Miami-Dade citizens: Assume the position
By Max J. Castro
majcastro@gmail.com
Get ready, citizens of Miami-Dade, one and all: Get ready for another colonoscopy, whether you need one or not.
I take that back. I am being unfair because of six things I can say about a colonoscopy five of them are good.
It’s a necessary, often life-sparing test that everyone past a certain age or in a high-risk category should undergo every few years.
The procedure is not only highly advisable but it is also performed under anesthesia so it’s painless.
Then you have to endure the procedure only when it is medically indicated, not when your gastroenterologist decides he wants to make some extra money to trade in his boat for a yacht.
Moreover, the risk involved is minimal in relation to the potential benefit: avoiding colon cancer or catching a malignancy at an early, curable stage.
Plus, colonoscopies are usually covered by insurance, assuming you are lucky enough to be among the decreasing number of people who have health insurance under our mercenary mode of medicine. If not, the worse cost scenario is in the hundreds of dollars, not in the hundreds of millions.
Really, the only real pain in the ass about the dreaded colonoscopy is the preparation, which is no fun. But eating a bad oyster is much, much worse, and I speak from experience – on both counts.

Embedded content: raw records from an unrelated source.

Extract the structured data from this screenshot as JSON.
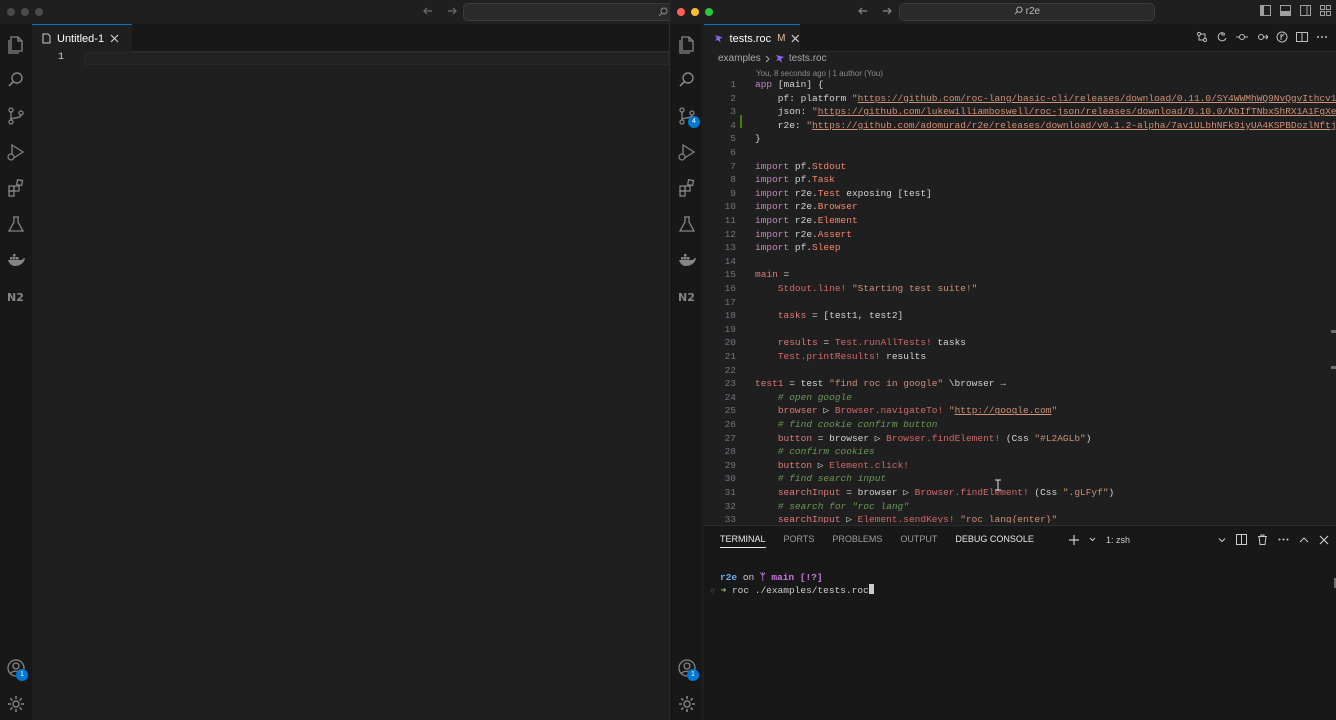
{
  "left_window": {
    "tab": {
      "title": "Untitled-1"
    },
    "editor": {
      "line_number": "1"
    },
    "accounts_badge": "1"
  },
  "right_window": {
    "command_center": {
      "text": "r2e"
    },
    "tab": {
      "title": "tests.roc",
      "modified": "M"
    },
    "breadcrumb": {
      "folder": "examples",
      "file": "tests.roc"
    },
    "blame": "You, 8 seconds ago | 1 author (You)",
    "scm_badge": "4",
    "accounts_badge": "1",
    "code_lines": [
      {
        "n": "1",
        "tokens": [
          [
            "kw",
            "app"
          ],
          [
            "pl",
            " "
          ],
          [
            "pl",
            "[main] {"
          ]
        ]
      },
      {
        "n": "2",
        "tokens": [
          [
            "pl",
            "    pf: platform "
          ],
          [
            "st",
            "\""
          ],
          [
            "url",
            "https://github.com/roc-lang/basic-cli/releases/download/0.11.0/SY4WWMhWQ9NvQgvIthcv15AU"
          ]
        ]
      },
      {
        "n": "3",
        "tokens": [
          [
            "pl",
            "    json: "
          ],
          [
            "st",
            "\""
          ],
          [
            "url",
            "https://github.com/lukewilliamboswell/roc-json/releases/download/0.10.0/KbIfTNbxShRX1A1FgXei1S"
          ]
        ]
      },
      {
        "n": "4",
        "tokens": [
          [
            "pl",
            "    r2e: "
          ],
          [
            "st",
            "\""
          ],
          [
            "url",
            "https://github.com/adomurad/r2e/releases/download/v0.1.2-alpha/7av1ULbhNFk9iyUA4KSPBDozlNftjsC"
          ]
        ]
      },
      {
        "n": "5",
        "tokens": [
          [
            "pl",
            "}"
          ]
        ]
      },
      {
        "n": "6",
        "tokens": []
      },
      {
        "n": "7",
        "tokens": [
          [
            "kw",
            "import"
          ],
          [
            "pl",
            " pf."
          ],
          [
            "mod",
            "Stdout"
          ]
        ]
      },
      {
        "n": "8",
        "tokens": [
          [
            "kw",
            "import"
          ],
          [
            "pl",
            " pf."
          ],
          [
            "mod",
            "Task"
          ]
        ]
      },
      {
        "n": "9",
        "tokens": [
          [
            "kw",
            "import"
          ],
          [
            "pl",
            " r2e."
          ],
          [
            "mod",
            "Test"
          ],
          [
            "pl",
            " exposing [test]"
          ]
        ]
      },
      {
        "n": "10",
        "tokens": [
          [
            "kw",
            "import"
          ],
          [
            "pl",
            " r2e."
          ],
          [
            "mod",
            "Browser"
          ]
        ]
      },
      {
        "n": "11",
        "tokens": [
          [
            "kw",
            "import"
          ],
          [
            "pl",
            " r2e."
          ],
          [
            "mod",
            "Element"
          ]
        ]
      },
      {
        "n": "12",
        "tokens": [
          [
            "kw",
            "import"
          ],
          [
            "pl",
            " r2e."
          ],
          [
            "mod",
            "Assert"
          ]
        ]
      },
      {
        "n": "13",
        "tokens": [
          [
            "kw",
            "import"
          ],
          [
            "pl",
            " pf."
          ],
          [
            "mod",
            "Sleep"
          ]
        ]
      },
      {
        "n": "14",
        "tokens": []
      },
      {
        "n": "15",
        "tokens": [
          [
            "var",
            "main"
          ],
          [
            "pl",
            " ="
          ]
        ]
      },
      {
        "n": "16",
        "tokens": [
          [
            "pl",
            "    "
          ],
          [
            "fn",
            "Stdout.line!"
          ],
          [
            "pl",
            " "
          ],
          [
            "st",
            "\"Starting test suite!\""
          ]
        ]
      },
      {
        "n": "17",
        "tokens": []
      },
      {
        "n": "18",
        "tokens": [
          [
            "pl",
            "    "
          ],
          [
            "var",
            "tasks"
          ],
          [
            "pl",
            " = [test1, test2]"
          ]
        ]
      },
      {
        "n": "19",
        "tokens": []
      },
      {
        "n": "20",
        "tokens": [
          [
            "pl",
            "    "
          ],
          [
            "var",
            "results"
          ],
          [
            "pl",
            " = "
          ],
          [
            "fn",
            "Test.runAllTests!"
          ],
          [
            "pl",
            " tasks"
          ]
        ]
      },
      {
        "n": "21",
        "tokens": [
          [
            "pl",
            "    "
          ],
          [
            "fn",
            "Test.printResults!"
          ],
          [
            "pl",
            " results"
          ]
        ]
      },
      {
        "n": "22",
        "tokens": []
      },
      {
        "n": "23",
        "tokens": [
          [
            "var",
            "test1"
          ],
          [
            "pl",
            " = test "
          ],
          [
            "st",
            "\"find roc in google\""
          ],
          [
            "pl",
            " \\browser →"
          ]
        ]
      },
      {
        "n": "24",
        "tokens": [
          [
            "pl",
            "    "
          ],
          [
            "cm",
            "# open google"
          ]
        ]
      },
      {
        "n": "25",
        "tokens": [
          [
            "pl",
            "    "
          ],
          [
            "var",
            "browser"
          ],
          [
            "pl",
            " ▷ "
          ],
          [
            "fn",
            "Browser.navigateTo!"
          ],
          [
            "pl",
            " "
          ],
          [
            "st",
            "\""
          ],
          [
            "url",
            "http://google.com"
          ],
          [
            "st",
            "\""
          ]
        ]
      },
      {
        "n": "26",
        "tokens": [
          [
            "pl",
            "    "
          ],
          [
            "cm",
            "# find cookie confirm button"
          ]
        ]
      },
      {
        "n": "27",
        "tokens": [
          [
            "pl",
            "    "
          ],
          [
            "var",
            "button"
          ],
          [
            "pl",
            " = browser ▷ "
          ],
          [
            "fn",
            "Browser.findElement!"
          ],
          [
            "pl",
            " (Css "
          ],
          [
            "st",
            "\"#L2AGLb\""
          ],
          [
            "pl",
            ")"
          ]
        ]
      },
      {
        "n": "28",
        "tokens": [
          [
            "pl",
            "    "
          ],
          [
            "cm",
            "# confirm cookies"
          ]
        ]
      },
      {
        "n": "29",
        "tokens": [
          [
            "pl",
            "    "
          ],
          [
            "var",
            "button"
          ],
          [
            "pl",
            " ▷ "
          ],
          [
            "fn",
            "Element.click!"
          ]
        ]
      },
      {
        "n": "30",
        "tokens": [
          [
            "pl",
            "    "
          ],
          [
            "cm",
            "# find search input"
          ]
        ]
      },
      {
        "n": "31",
        "tokens": [
          [
            "pl",
            "    "
          ],
          [
            "var",
            "searchInput"
          ],
          [
            "pl",
            " = browser ▷ "
          ],
          [
            "fn",
            "Browser.findElement!"
          ],
          [
            "pl",
            " (Css "
          ],
          [
            "st",
            "\".gLFyf\""
          ],
          [
            "pl",
            ")"
          ]
        ]
      },
      {
        "n": "32",
        "tokens": [
          [
            "pl",
            "    "
          ],
          [
            "cm",
            "# search for \"roc lang\""
          ]
        ]
      },
      {
        "n": "33",
        "tokens": [
          [
            "pl",
            "    "
          ],
          [
            "var",
            "searchInput"
          ],
          [
            "pl",
            " ▷ "
          ],
          [
            "fn",
            "Element.sendKeys!"
          ],
          [
            "pl",
            " "
          ],
          [
            "st",
            "\"roc lang{enter}\""
          ]
        ]
      }
    ],
    "panel": {
      "tabs": [
        "TERMINAL",
        "PORTS",
        "PROBLEMS",
        "OUTPUT",
        "DEBUG CONSOLE"
      ],
      "terminal_selector": "1: zsh",
      "prompt_dir": "r2e",
      "prompt_on": "on",
      "prompt_branch": "ᛘ main [!?]",
      "prompt_arrow": "➜",
      "command": "roc ./examples/tests.roc"
    }
  }
}
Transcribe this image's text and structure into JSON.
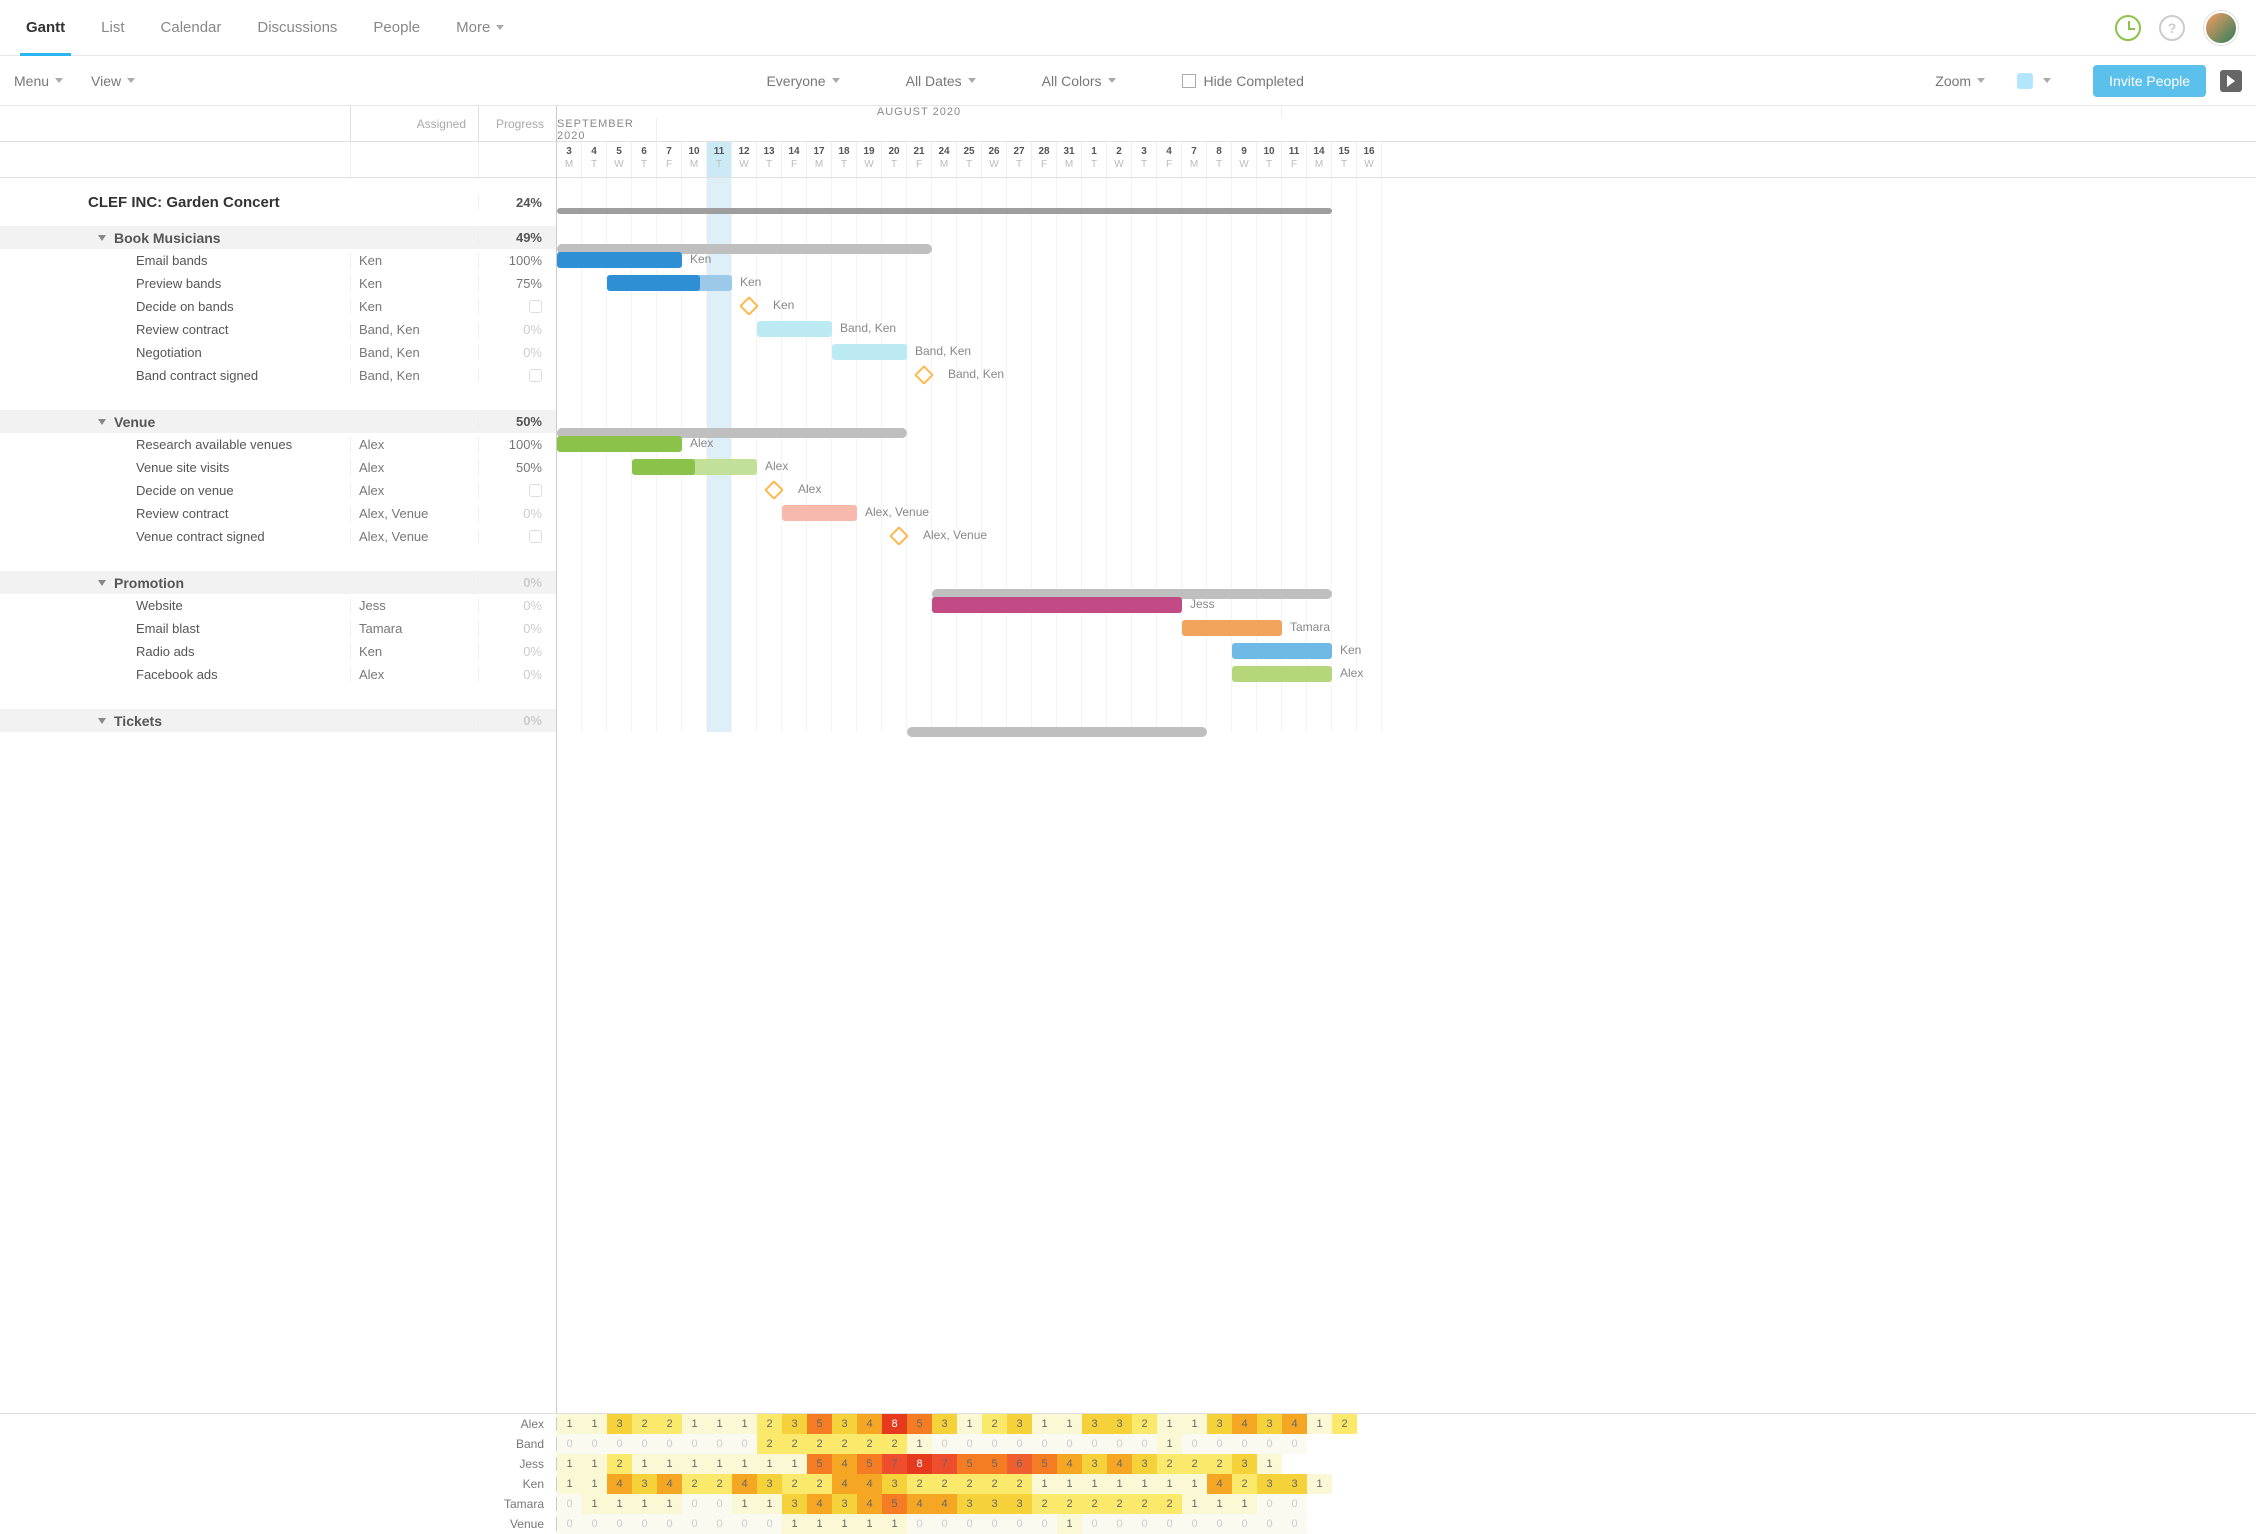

All that is much more than I can say about the reaming it looks like we are about to take –again – from another rich owner of a sports franchise seeking public money to enhance the value and the profits of his private business, namely Miami Dolphins’ owner Stephen Ross (aided and abetted by the usual suspects: politicos always in need of funds for the next campaign).
Ross wants almost $200 million from Miami-Dade to spruce up Sun Life stadium, or about half of the projected cost of renovation. Once again there are pleas that the owner can’t sink any more of his own money into the enterprise (ours is another story), promises that there will not be any dirty tricks this time and that what we see is what we’ll get, and confident assertions about the “incalculable” economic benefits the project will bring Miami-Dade. That last part, incidentally, may even be true because study after study has shown that public financing of stadiums always is a raw deal for the public, and you can’t calculate inexistent benefits.
Where did we see this movie before? Dare I say Marlins Stadium? Well, yes, but that is recent enough that everyone remembers how and how badly we got screwed. I don’t want to rehash that sordid and well-known tale. And that experience may be atypical while advocates of public dollars for professional football in Miami insist this deal is nothing like the Marlins one.
So let’s take another example. On December 2010, The New Times reported as follows:
“In the ten-plus seasons the Heat has played in American Airlines Arena, a $213 million-venue sitting on $38 million of county land, the team hasn’t shelled out a penny for its use. In fact, the county has paid $64 million in operating subsidies.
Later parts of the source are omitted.